Manufacturing guy-at-large.

Felix Salmon on Wine

Added on by Spencer Wright.

Felix Salmon has a bunch of great posts on the ups and downs of blind wine tasting on his Reuters blog. A few excerpts below, emphasis mine throughout.

From "The Negative Correlation Between Wine Price and Quality," 2008.14.26:

Eric Asimov thinks that wine is like film or literature: the good might not be popular, and the popular might not be good. Which may or may not be true – but no one tries to charge higher prices for better films or better books. He does however make another good point: that the real finds in the wine world aren’t the expensive famous wines or even the cheap famous wines but rather the tiny artisanal wines which have a personality and uniqueness which defies pricing. If you find a wine you really love, then it’s likely to be worth spending money on. But if you find a wine which everybody loves (Dom Perignon is the example in the book), then it’s almost certainly overpriced.

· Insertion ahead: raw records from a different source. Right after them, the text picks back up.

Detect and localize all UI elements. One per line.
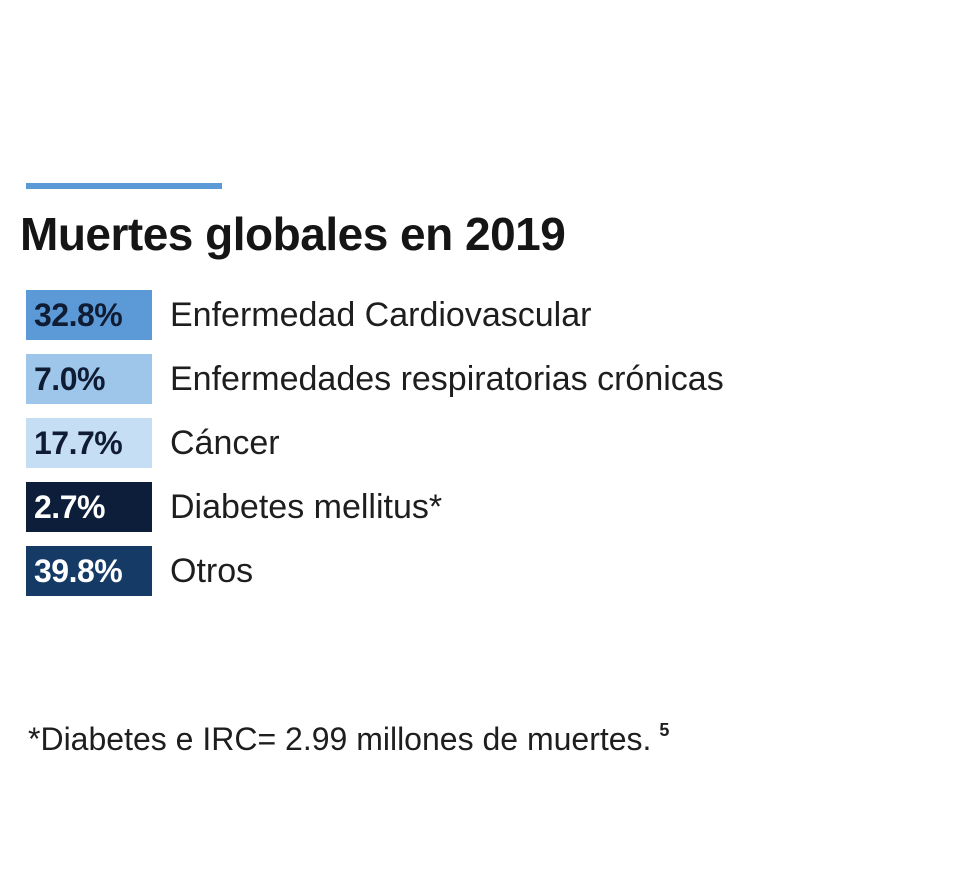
value-label-otros: 39.8% <box>34 552 123 589</box>
category-label-cancer: Cáncer <box>170 423 280 462</box>
value-swatch-diabetes: 2.7% <box>26 482 152 532</box>
footnote-reference: 5 <box>659 720 670 740</box>
footnote-text: *Diabetes e IRC= 2.99 millones de muerte… <box>28 721 652 757</box>
value-label-diabetes: 2.7% <box>34 488 105 525</box>
footnote: *Diabetes e IRC= 2.99 millones de muerte… <box>28 708 669 761</box>
category-label-otros: Otros <box>170 551 254 590</box>
legend-item-cardiovascular: 32.8% Enfermedad Cardiovascular <box>26 290 591 340</box>
legend-item-respiratorias: 7.0% Enfermedades respiratorias crónicas <box>26 354 724 404</box>
value-label-cancer: 17.7% <box>34 424 123 461</box>
value-label-respiratorias: 7.0% <box>34 360 105 397</box>
title-accent-rule <box>26 183 222 189</box>
value-swatch-cancer: 17.7% <box>26 418 152 468</box>
category-label-diabetes: Diabetes mellitus* <box>170 487 443 526</box>
value-swatch-cardiovascular: 32.8% <box>26 290 152 340</box>
value-swatch-otros: 39.8% <box>26 546 152 596</box>
value-swatch-respiratorias: 7.0% <box>26 354 152 404</box>
category-label-respiratorias: Enfermedades respiratorias crónicas <box>170 359 724 398</box>
chart-title: Muertes globales en 2019 <box>20 208 566 260</box>
legend-item-diabetes: 2.7% Diabetes mellitus* <box>26 482 442 532</box>
legend-item-otros: 39.8% Otros <box>26 546 253 596</box>
category-label-cardiovascular: Enfermedad Cardiovascular <box>170 295 592 334</box>
legend-item-cancer: 17.7% Cáncer <box>26 418 280 468</box>
value-label-cardiovascular: 32.8% <box>34 296 123 333</box>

From "Tasting Wine Blind," 2009.09.12:

In any case, the various different factors which go into the enjoyment of a wine are so multitudinous that when you try to eradicate them all in order to allow different wines to compete on a level playing field, you at the same time eradicate much of what makes a wine so enjoyable in the first place. You might love your spouse’s [insert body part here], but it would be pointless and invidious for someone to test that love by presenting you with a series of carefully anonymized body parts and asking you which one you liked the most.

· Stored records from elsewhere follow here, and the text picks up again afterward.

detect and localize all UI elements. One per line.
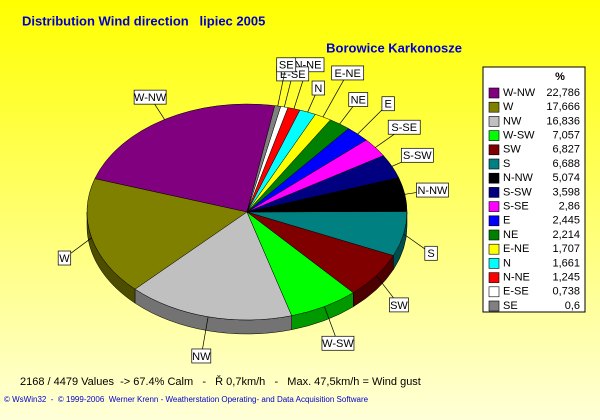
label-box	[133, 89, 167, 105]
slice-label: SW	[390, 300, 408, 312]
label-box	[387, 119, 421, 135]
legend-value: 2,86	[559, 201, 580, 213]
slice	[94, 103, 276, 213]
slice-label: S-SW	[403, 150, 432, 162]
legend-label: SE	[503, 300, 518, 312]
label-box	[276, 57, 297, 73]
label-box	[389, 297, 409, 313]
legend-value: 1,707	[552, 243, 580, 255]
slice-label: W-SW	[322, 338, 354, 350]
legend-swatch	[488, 130, 500, 141]
label-box	[191, 348, 212, 364]
slice-label: SE	[279, 60, 294, 72]
legend-value: 6,688	[552, 158, 580, 170]
legend-label: NW	[503, 115, 522, 127]
legend-swatch	[488, 229, 500, 241]
legend-value: 2,445	[552, 215, 580, 227]
legend-swatch	[488, 87, 500, 99]
legend-label: N-NW	[503, 172, 534, 184]
legend-value: 5,074	[552, 172, 580, 184]
slice-label: W	[59, 253, 70, 265]
label-box	[331, 65, 365, 81]
legend-value: 1,661	[552, 257, 580, 269]
legend-box	[482, 66, 586, 313]
legend-label: S-SW	[503, 186, 532, 198]
legend-label: E-NE	[503, 243, 529, 255]
legend-label: S-SE	[503, 201, 529, 213]
legend-swatch	[488, 300, 500, 312]
label-box	[416, 182, 449, 198]
slice-label: E-NE	[335, 68, 361, 80]
legend-swatch	[488, 286, 500, 298]
legend-value: 0,6	[565, 300, 580, 312]
label-box	[424, 245, 438, 261]
legend-swatch	[488, 172, 500, 184]
legend-value: 17,666	[546, 101, 580, 113]
legend-value: 2,214	[552, 229, 580, 241]
label-box	[381, 96, 395, 112]
legend-label: W	[503, 101, 514, 113]
chart-title: Distribution Wind direction lipiec 2005	[22, 13, 265, 28]
slice-label: N-NW	[417, 185, 448, 197]
legend-value: 7,057	[552, 130, 580, 142]
legend-label: S	[503, 158, 510, 170]
legend-title: %	[555, 71, 565, 83]
legend-value: 1,245	[552, 272, 580, 284]
slice-label: E	[385, 99, 392, 111]
slice-label: S-SE	[391, 122, 417, 134]
legend-label: W-NW	[503, 87, 536, 99]
legend-swatch	[488, 201, 500, 212]
legend-value: 22,786	[546, 87, 580, 99]
legend-swatch	[488, 187, 500, 198]
slice-label: S	[427, 248, 434, 260]
legend-value: 16,836	[546, 115, 580, 127]
slice-label: N	[314, 83, 322, 95]
legend-label: N	[503, 257, 511, 269]
label-box	[311, 80, 325, 96]
footer: 2168 / 4479 Values -> 67.4% Calm - Ř 0,7…	[20, 375, 421, 388]
legend-label: NE	[503, 229, 518, 241]
slice	[86, 178, 248, 290]
legend-swatch	[488, 101, 500, 113]
legend-swatch	[488, 158, 500, 170]
legend-swatch	[488, 215, 500, 227]
legend-value: 3,598	[552, 186, 580, 198]
legend-swatch	[488, 144, 500, 156]
legend-value: 6,827	[552, 144, 580, 156]
legend-swatch	[488, 258, 500, 269]
legend-swatch	[488, 243, 500, 255]
chart-subtitle: Borowice Karkonosze	[326, 40, 462, 55]
slice-label: NE	[351, 94, 366, 106]
copyright: © WsWin32 - © 1999-2006 Werner Krenn - W…	[4, 395, 369, 404]
label-box	[348, 92, 369, 107]
legend-label: N-NE	[503, 272, 530, 284]
slice-label: NW	[192, 351, 211, 363]
slice	[134, 211, 293, 321]
legend-value: 0,738	[552, 286, 580, 298]
legend-label: W-SW	[503, 130, 535, 142]
slice-label: W-NW	[134, 92, 167, 104]
label-box	[57, 250, 72, 266]
legend-swatch	[488, 116, 500, 127]
label-box	[321, 335, 355, 351]
label-box	[400, 147, 434, 163]
legend-swatch	[488, 272, 500, 283]
legend-label: E-SE	[503, 286, 529, 298]
legend-label: E	[503, 215, 510, 227]
legend-label: SW	[503, 144, 521, 156]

What is blind tasting good for? Well, for one thing it’s very good at showing how important knowledge of price, as opposed to price itself, is as a contributing factor to a wine’s perceived quality. If you know that a wine you’re drinking is expensive, you’ll probably like it much more. If you’re deceived into thinking that a wine is expensive (if someone poured Yellowtail into a Lafite bottle, say) you’ll like that much more, too. And if someone poured Lafite into a colorful screw-top bottle, you’d like it less.
When I say, then, that in wine there’s no correlation between price and quality, what I mean is that there’s no correlation between price and quality except for in the 99% of cases where in fact the correlation is very strong — the cases when you know, more or less, how expensive the wine you’re drinking is.
I’m trying to train myself out of that ingrained mindset, by drinking quite a lot of cheap wine and buying large quantities of the good stuff. And there really is a lot of good cheap wine out there. But I know that I do still have the same prejudices as everybody else, no matter how much I write about negative price-quality correlations. If I open a cheap bottle and I don’t think much of it at first, I’ll assume it’s not very good. On the other hand, if I open an expensive bottle and I don’t think much of it at first, I’ll let it breathe, I’ll revisit it later, I’ll try to see if I can discern some subtlety and sophistication which might not have been immediately apparent. And if I look hard enough, I’ll probably find it.

Also of note: In 2010, Salmon wrote a great post on how he structures his at-home wine tasting events. I've been wanting to host something similar for a while, and will definitely be taking his format notes into consideration.